Stefano Bartezzaghi, Non se ne può più. Il libro dei tormentoni
Mondadori, 257 pagine, 17 euro
Prima che intorno agli anni settanta l’aggettivo “coatto” diventasse un tormentone per indicare un giovane povero e violento abitante nelle periferie romane, questa parola aveva un senso tecnico in psicologia, dove significava qualcosa di irriflesso, un comportamento che una persona mette in atto automaticamente, costretta da un impulso di cui non è del tutto consapevole.
La linguista Caterina Donati mi spiega che tormentoni come “in qualche modo” o “senza se e senza ma” sono frasi coatte: una volta introdotte tendono a diffondersi come virus infestando i discorsi di tutti e contribuendo a indebolire la consapevolezza di ognuno. Con la sua scrittura sempre sorvegliata, Bartezzaghi li raccoglie in questo libro, li spiega, prova a classificarli e alla fine, come al solito, ci gioca.
Si ride, ma soprattutto si riflette sul perché queste piccole unità linguistiche siano così fastidiose.
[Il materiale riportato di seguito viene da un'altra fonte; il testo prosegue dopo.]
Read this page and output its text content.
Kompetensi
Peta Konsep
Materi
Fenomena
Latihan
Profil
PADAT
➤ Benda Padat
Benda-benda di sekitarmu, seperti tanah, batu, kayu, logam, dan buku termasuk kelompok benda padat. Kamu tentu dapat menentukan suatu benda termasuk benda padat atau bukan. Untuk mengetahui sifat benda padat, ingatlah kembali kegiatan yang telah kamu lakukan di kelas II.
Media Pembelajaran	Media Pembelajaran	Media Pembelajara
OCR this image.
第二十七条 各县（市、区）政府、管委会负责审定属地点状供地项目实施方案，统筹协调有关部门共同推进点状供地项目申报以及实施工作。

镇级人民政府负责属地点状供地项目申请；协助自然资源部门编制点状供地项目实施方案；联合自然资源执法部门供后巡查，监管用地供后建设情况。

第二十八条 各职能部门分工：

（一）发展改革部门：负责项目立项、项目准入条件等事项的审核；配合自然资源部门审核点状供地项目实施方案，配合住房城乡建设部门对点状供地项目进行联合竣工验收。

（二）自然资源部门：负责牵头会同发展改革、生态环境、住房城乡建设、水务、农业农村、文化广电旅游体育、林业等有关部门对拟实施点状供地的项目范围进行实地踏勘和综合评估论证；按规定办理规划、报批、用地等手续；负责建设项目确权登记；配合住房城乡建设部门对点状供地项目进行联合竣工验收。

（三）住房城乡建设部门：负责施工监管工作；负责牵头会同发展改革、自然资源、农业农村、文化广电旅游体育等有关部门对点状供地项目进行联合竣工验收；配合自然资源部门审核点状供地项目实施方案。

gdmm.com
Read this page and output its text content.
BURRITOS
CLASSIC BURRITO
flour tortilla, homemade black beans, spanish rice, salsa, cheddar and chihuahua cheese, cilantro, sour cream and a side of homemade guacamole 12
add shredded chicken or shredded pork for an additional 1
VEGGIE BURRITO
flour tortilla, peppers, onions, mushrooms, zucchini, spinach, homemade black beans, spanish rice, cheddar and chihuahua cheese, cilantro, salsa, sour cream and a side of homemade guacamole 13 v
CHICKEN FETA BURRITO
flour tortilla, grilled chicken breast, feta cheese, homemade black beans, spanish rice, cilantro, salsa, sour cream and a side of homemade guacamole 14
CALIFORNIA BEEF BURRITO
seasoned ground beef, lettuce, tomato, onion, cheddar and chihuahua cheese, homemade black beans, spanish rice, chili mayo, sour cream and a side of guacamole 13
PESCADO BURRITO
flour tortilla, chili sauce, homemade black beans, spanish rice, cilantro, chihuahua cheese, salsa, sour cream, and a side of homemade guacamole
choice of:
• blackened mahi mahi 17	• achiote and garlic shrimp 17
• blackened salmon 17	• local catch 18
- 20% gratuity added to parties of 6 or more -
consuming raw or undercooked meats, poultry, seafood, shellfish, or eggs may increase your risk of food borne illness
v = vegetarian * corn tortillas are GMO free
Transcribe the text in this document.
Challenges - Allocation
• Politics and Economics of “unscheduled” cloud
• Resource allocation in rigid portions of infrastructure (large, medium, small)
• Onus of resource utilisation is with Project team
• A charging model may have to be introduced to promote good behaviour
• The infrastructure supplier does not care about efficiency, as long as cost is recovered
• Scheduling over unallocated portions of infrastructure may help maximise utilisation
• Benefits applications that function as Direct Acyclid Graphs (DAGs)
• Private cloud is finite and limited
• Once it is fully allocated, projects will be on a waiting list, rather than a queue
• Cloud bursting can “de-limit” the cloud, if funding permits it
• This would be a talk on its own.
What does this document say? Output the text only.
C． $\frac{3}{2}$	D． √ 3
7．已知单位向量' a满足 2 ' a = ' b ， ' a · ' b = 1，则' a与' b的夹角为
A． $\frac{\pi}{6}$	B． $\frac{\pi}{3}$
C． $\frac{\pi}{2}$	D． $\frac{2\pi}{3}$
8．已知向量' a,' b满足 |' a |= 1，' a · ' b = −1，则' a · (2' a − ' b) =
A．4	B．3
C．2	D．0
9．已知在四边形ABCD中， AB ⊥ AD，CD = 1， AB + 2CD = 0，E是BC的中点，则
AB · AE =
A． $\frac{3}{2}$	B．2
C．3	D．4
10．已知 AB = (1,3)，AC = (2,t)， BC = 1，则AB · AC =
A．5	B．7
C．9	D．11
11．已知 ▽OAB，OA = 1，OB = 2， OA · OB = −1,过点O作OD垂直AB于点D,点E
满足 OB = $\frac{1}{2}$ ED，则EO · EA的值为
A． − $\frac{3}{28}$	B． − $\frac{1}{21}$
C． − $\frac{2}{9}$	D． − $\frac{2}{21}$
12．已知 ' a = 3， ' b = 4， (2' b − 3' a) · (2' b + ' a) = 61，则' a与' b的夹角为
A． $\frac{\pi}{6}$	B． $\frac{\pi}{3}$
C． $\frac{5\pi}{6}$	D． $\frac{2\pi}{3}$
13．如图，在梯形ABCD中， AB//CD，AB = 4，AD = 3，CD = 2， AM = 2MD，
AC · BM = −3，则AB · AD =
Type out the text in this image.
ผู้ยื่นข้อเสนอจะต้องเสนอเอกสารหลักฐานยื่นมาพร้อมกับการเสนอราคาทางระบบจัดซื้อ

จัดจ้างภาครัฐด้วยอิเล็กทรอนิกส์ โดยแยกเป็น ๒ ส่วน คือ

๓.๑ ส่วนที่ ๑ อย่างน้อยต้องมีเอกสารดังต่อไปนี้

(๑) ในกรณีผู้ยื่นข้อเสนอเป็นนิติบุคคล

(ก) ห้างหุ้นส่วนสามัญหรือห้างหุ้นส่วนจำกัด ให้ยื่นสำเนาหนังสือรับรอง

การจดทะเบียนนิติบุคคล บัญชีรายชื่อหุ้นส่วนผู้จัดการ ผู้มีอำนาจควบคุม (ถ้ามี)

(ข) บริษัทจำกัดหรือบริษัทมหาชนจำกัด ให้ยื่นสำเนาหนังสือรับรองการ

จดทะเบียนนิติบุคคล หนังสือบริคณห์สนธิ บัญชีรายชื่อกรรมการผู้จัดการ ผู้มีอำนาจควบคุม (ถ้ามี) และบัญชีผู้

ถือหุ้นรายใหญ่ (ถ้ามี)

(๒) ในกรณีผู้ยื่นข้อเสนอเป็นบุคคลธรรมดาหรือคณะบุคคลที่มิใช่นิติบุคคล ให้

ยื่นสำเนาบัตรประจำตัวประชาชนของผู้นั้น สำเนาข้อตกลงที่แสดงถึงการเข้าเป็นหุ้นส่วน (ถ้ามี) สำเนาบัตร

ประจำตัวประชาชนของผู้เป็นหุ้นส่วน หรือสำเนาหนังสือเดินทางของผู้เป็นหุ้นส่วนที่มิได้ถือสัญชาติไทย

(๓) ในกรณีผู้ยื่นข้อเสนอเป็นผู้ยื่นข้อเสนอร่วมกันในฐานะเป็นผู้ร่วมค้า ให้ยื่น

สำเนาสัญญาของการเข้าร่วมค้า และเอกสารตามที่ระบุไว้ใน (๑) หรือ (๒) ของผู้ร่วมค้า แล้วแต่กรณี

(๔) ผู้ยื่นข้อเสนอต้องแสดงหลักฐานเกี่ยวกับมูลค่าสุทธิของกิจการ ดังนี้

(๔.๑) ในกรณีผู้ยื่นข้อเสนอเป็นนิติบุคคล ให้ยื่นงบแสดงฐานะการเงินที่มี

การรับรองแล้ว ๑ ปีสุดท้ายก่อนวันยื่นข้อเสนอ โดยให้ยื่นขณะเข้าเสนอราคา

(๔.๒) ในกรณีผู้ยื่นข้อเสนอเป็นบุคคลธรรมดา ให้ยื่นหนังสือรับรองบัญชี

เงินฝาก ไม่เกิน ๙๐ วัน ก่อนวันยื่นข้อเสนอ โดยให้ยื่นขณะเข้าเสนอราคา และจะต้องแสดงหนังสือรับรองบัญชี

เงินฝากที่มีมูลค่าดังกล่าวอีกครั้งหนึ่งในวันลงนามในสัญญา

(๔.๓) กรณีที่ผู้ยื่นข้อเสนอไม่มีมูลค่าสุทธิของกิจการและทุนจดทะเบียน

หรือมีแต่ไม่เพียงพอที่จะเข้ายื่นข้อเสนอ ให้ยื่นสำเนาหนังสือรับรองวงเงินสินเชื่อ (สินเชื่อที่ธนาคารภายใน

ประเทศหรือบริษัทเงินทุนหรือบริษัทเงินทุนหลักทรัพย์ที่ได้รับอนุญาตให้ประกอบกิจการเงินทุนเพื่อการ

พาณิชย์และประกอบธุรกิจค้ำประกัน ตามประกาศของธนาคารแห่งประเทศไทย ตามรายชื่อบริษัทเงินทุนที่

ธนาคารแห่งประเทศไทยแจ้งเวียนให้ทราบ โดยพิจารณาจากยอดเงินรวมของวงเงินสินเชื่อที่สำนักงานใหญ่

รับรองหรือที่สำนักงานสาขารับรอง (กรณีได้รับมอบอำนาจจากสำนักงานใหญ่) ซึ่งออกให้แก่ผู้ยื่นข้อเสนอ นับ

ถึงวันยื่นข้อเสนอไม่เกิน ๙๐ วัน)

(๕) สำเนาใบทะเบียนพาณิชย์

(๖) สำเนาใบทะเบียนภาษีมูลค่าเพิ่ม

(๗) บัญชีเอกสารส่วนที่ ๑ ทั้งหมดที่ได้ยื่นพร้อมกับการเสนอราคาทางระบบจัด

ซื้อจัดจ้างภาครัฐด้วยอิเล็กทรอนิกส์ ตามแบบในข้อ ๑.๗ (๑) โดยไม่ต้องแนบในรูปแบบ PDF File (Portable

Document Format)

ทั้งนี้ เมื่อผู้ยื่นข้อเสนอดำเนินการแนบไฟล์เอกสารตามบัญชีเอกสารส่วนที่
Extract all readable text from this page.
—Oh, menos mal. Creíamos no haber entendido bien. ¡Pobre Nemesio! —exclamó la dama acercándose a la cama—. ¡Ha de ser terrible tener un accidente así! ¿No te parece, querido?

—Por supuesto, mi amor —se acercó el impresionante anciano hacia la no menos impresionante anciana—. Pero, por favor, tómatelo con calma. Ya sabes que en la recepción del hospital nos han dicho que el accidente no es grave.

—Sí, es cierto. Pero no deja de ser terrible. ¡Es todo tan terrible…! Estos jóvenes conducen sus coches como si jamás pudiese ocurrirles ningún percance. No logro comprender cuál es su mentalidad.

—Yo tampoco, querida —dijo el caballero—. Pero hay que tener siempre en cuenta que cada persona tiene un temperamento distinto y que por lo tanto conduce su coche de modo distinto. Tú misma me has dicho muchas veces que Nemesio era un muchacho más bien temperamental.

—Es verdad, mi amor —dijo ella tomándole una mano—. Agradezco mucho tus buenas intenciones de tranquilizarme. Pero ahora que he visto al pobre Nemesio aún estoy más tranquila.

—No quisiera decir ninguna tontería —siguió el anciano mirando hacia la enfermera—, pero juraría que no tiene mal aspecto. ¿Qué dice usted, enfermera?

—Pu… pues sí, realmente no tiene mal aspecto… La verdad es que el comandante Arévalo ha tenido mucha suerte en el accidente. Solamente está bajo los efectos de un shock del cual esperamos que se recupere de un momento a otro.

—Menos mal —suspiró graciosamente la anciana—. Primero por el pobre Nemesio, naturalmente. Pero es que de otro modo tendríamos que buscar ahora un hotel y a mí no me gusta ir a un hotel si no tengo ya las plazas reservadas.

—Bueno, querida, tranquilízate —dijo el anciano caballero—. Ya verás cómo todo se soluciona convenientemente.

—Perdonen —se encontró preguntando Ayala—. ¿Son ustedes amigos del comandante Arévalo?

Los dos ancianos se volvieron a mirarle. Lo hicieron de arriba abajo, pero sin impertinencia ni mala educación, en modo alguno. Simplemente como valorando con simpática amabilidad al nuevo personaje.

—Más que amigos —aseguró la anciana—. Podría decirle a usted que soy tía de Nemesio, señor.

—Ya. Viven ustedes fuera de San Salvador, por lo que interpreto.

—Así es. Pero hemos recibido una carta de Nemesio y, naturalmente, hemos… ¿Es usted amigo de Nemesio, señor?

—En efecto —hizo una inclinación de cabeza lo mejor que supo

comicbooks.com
Non è tanto una questione estetica a sconsigliare di dire “trend negativo” o “prove tecniche di governissimo”, ma un problema di etica. Queste espressioni nuocciono perché, essendo già pronte, non sollecitano la nostra capacità di tradurre efficacemente un pensiero in parole, e realizzano solo l’inutile effetto di assecondare un impulso a parlare. “E allora”, conclude Bartezzaghi, “se le armi del tormentone sono la ripetizione e l’ipnosi potremmo provare a stare svegli, e variare”.